Об инъекциях реальности.
О том, что реальность продержалась всего несколько часов.
О следующей, более сильной инъекции.
Думаю в тишине.
Думаю, что уже поздно.
Это неизлечимо. И уже слишком поздно.
Но я выжила и думаю.
И я думаю, это будет не Иван.
Чтобы ни произошло, это будет нечто другое.
Я живу в Иване.
Я не переживу Ивана.
Однако, в общем, не может быть никаких сомнений в том, что мы с Иваном находим когда час, а когда и целый вечер, уделяем друг другу какое-то время, которое протекает иным образом. Мы живем разной жизнью, каждый своей, но этим не все сказано, ибо нас не покидает ощущение единства места, — Иван, который наверняка никогда о нем не думал, тоже не может его избежать. Сегодня он у меня, в следующий раз я буду у него, и если ему не хочется придумывать со мной фразы, то он ставит свою или мою шахматную доску, в своей или в моей квартире, и заставляет меня играть. Иван сердится, и то, что он выкрикивает по-венгерски между двумя ходами, это, должно быть, бранные или насмешливые слова, — так что я понимаю только «jai» и «jé», а иногда сама восклицаю: «éljen!»[7]. Возглас наверняка неподобающий, но это единственное слово, какое я знаю уже несколько лет.
— Господи, что это ты делаешь со своим слоном, пожалуйста, обдумай этот ход еще раз, неужели ты до сих пор ничему от меня не научилась?
Если Иван вдобавок еще говорит: «Istenfáját!» или: «az Isten kinjátl» — я предполагаю, что эти выражения относятся к группе непереводимых Ивановых ругательств, — то этими предполагаемыми ругательствами он, разумеется, сбивает меня с толку.
— Ты играешь без всякого плана, не вводишь свои фигуры в игру, королева у тебя опять неподвижна.

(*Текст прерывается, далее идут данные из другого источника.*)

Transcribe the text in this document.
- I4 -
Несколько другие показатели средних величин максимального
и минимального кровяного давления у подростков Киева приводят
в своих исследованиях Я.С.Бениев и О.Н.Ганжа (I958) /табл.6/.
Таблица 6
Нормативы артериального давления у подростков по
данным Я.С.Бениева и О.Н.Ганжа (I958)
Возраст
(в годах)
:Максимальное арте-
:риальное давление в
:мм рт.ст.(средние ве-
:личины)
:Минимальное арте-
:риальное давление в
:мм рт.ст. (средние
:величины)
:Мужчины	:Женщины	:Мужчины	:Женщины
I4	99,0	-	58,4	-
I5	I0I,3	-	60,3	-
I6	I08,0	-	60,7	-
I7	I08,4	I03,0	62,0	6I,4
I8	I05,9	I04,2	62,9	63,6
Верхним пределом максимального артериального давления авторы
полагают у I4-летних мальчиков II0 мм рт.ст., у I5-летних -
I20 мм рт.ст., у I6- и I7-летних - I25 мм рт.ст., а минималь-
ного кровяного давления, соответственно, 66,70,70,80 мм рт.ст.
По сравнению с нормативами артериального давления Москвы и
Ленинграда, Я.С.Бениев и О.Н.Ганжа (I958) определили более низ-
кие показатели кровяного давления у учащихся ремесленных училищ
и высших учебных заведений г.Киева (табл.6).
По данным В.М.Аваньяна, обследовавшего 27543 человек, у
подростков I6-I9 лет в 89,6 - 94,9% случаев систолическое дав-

Меня разбирает смех, потом я опять ломаю голову над проблемой своей неподвижности, а Иван мне подмигивает.
— Усекла? Да нет, ты ничего не усекаешь. Что у тебя там в голове — коренья, цветная капуста, зеленый салат, одни овощи. А-а, теперь эта безголовая, эта пустоголовая особа пытается меня отвлечь, знаю я эти штучки, платье сползает с плеча, но я туда не смотрю, подумай о своем слоне, вот и ноги выше колена мне показывают тоже, добрых полчаса, но сейчас тебе это нисколько не поможет. И ты, моя милая, называешь это игрой в шахматы, только со мной так не играют, ах, теперь мы строим смешную рожицу, этого я ожидал тоже, мы проиграли нашего слона, милая фрейлейн, я дам тебе еще один совет, сматывайся отсюда, сделай ход е5 — d3, но на этом моя галантность кончается.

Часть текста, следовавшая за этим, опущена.